As far as consumers go, changes in the overnight rate charged by the Bank of Canada is not their biggest motivation. Certainly, interest rates that stay low over time make things such as homes and cars more affordable. But economists say a quarter-point here or a quarter-point there from the Bank of Canada will have a negligible effect on consumer behavior.
Indeed, consumers in Canada have been happily enjoying interest rates that are at low levels not seen in a generation. The number of mortgages taken out by Canadians as of December was 10.7 per higher than in the same month last year. Overall consumer credit, which would include mortgages, credit cards, and car loans, was up 9.1 per cent to about $416.2 billion at the end of December. By contrast, consumer credit in the U.S. has been shrinking.

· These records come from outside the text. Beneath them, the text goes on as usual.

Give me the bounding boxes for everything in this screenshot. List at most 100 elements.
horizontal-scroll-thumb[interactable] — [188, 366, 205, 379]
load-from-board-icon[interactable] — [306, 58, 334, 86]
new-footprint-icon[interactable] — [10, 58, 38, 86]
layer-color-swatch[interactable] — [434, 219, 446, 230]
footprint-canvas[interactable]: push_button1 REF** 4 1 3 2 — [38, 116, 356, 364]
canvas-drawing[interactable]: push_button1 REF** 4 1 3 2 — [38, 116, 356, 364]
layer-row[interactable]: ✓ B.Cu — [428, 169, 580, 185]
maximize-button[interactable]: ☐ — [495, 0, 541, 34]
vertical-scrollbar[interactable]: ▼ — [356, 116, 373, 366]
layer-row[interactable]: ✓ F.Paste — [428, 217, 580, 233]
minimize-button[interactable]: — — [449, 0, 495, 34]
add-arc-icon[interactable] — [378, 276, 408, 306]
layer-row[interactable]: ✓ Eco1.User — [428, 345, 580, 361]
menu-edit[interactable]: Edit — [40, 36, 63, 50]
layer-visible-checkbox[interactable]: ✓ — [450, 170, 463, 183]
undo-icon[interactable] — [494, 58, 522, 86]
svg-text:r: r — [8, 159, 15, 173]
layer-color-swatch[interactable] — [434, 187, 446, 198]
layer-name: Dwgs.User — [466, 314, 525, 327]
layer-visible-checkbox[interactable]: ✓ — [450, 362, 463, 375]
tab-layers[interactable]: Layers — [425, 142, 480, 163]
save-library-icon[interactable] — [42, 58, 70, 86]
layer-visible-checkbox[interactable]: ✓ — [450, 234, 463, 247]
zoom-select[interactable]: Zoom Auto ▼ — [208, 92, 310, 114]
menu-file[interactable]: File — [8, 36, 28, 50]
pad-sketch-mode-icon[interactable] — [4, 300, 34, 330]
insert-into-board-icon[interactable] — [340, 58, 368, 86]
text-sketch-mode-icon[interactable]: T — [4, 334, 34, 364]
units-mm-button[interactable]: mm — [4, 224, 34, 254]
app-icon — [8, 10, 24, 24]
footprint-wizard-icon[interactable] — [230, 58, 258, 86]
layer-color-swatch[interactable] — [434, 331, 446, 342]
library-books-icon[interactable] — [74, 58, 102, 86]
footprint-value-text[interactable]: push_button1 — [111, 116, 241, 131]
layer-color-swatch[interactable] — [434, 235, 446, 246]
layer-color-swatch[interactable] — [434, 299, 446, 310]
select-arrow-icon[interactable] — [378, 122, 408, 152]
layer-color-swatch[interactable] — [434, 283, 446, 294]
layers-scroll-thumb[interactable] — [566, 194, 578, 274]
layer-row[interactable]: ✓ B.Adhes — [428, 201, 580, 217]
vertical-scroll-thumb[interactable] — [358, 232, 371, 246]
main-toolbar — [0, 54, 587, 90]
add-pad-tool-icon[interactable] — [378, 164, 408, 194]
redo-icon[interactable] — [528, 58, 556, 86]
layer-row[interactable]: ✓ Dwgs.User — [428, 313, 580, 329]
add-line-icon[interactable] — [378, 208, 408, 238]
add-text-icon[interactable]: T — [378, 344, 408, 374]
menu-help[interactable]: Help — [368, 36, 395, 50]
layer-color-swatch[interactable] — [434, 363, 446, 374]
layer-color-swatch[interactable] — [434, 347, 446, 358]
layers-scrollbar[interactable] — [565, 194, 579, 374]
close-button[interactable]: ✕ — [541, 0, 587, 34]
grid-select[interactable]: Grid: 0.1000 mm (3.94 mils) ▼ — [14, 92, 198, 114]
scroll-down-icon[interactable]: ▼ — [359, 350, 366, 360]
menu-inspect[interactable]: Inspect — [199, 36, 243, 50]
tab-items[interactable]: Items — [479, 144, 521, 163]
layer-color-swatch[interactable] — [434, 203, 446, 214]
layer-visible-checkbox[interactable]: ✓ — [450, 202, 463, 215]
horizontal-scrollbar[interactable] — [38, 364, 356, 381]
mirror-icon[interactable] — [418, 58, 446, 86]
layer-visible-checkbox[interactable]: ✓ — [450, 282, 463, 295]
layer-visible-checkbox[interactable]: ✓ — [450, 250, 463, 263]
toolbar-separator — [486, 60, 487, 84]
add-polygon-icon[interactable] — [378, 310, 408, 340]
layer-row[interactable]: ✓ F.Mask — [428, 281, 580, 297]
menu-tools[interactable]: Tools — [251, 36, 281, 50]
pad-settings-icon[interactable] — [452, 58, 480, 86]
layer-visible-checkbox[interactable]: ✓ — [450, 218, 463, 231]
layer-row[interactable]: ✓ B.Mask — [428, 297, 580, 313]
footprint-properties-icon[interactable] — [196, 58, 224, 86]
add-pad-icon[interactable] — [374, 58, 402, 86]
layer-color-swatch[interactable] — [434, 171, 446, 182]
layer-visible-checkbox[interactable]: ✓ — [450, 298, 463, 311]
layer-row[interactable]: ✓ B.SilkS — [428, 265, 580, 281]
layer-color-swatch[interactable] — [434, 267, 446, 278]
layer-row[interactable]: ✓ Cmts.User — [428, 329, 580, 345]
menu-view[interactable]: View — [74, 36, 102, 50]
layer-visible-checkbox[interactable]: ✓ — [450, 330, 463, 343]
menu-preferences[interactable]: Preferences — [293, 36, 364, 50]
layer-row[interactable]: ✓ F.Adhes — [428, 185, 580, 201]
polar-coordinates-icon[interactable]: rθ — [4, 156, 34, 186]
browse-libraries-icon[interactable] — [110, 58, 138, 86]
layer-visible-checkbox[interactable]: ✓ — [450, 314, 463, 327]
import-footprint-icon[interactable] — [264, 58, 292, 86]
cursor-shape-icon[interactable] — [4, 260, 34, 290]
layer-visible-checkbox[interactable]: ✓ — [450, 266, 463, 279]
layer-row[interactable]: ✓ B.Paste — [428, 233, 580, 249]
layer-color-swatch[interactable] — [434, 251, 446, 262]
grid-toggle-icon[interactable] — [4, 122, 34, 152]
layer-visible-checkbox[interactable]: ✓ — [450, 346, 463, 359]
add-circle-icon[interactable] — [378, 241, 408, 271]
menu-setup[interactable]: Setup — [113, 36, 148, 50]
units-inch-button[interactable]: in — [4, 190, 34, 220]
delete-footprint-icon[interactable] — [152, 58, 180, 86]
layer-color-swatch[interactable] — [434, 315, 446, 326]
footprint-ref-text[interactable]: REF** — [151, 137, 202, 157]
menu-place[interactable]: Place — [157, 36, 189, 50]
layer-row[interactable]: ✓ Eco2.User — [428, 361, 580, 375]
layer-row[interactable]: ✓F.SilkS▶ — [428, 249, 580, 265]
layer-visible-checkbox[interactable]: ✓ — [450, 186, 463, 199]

The biggest motivating factor for consumer borrowing is job security. When consumers are confident they’ll have a regular paycheque, they’re more likely to sign up for those monthly payments on everything from new TVs to new homes.
Jestin says that, with recent job losses — nearly 250,000 Canadians lost their jobs between November and January — consumer demand for credit is almost certain to weaken, no matter the interest rate.
As for business borrowers, the Bank of Canada is hoping the cost of borrowing will be seen as too good for even the most conservative business manager to pass up — and those business managers will respond by borrowing for new investment to create new jobs.
But even that assumption is flawed, said Jestin. “You knock off 50 basis points at these levels, and it’s not likely to have a big effect. We’ve gotten to levels now that are so extraordinarily low that the degree of further impetus in the economy is extraordinarily limited.”
Furthermore, savvy business managers know that low interest rates will be here for a while, which means there’s no rush to start up a new project until they can be sure of firming market conditions.
“That’s the confidence problem,” Halde said. “(Businesses say) I have a great project, but maybe I should wait three months or six months before starting it. They may say, at this price, it’s time get going. And that’s obviously the hope.”
Bankers such as Halde say most of the lending they’re doing nowadays is to shore up existing projects.
But can the Bank of Canada do better than zero and make the cost of borrowing too good to pass up? It can, by using what it described Tuesday as “non-traditional” ways of lowering the costs commercial banks pay to get more money, which they, in turn, lend out to businesses and consumers. The Bank of Canada could, for example, start buying up assets, such as Government of Canada bonds, held by Canadian banks. If the Bank of Canada did this, it would essentially be pumping more cash into the system — and cash, as any good, responds to the forces of supply and demand. When there is more cash available, it tends to be cheaper to borrow it.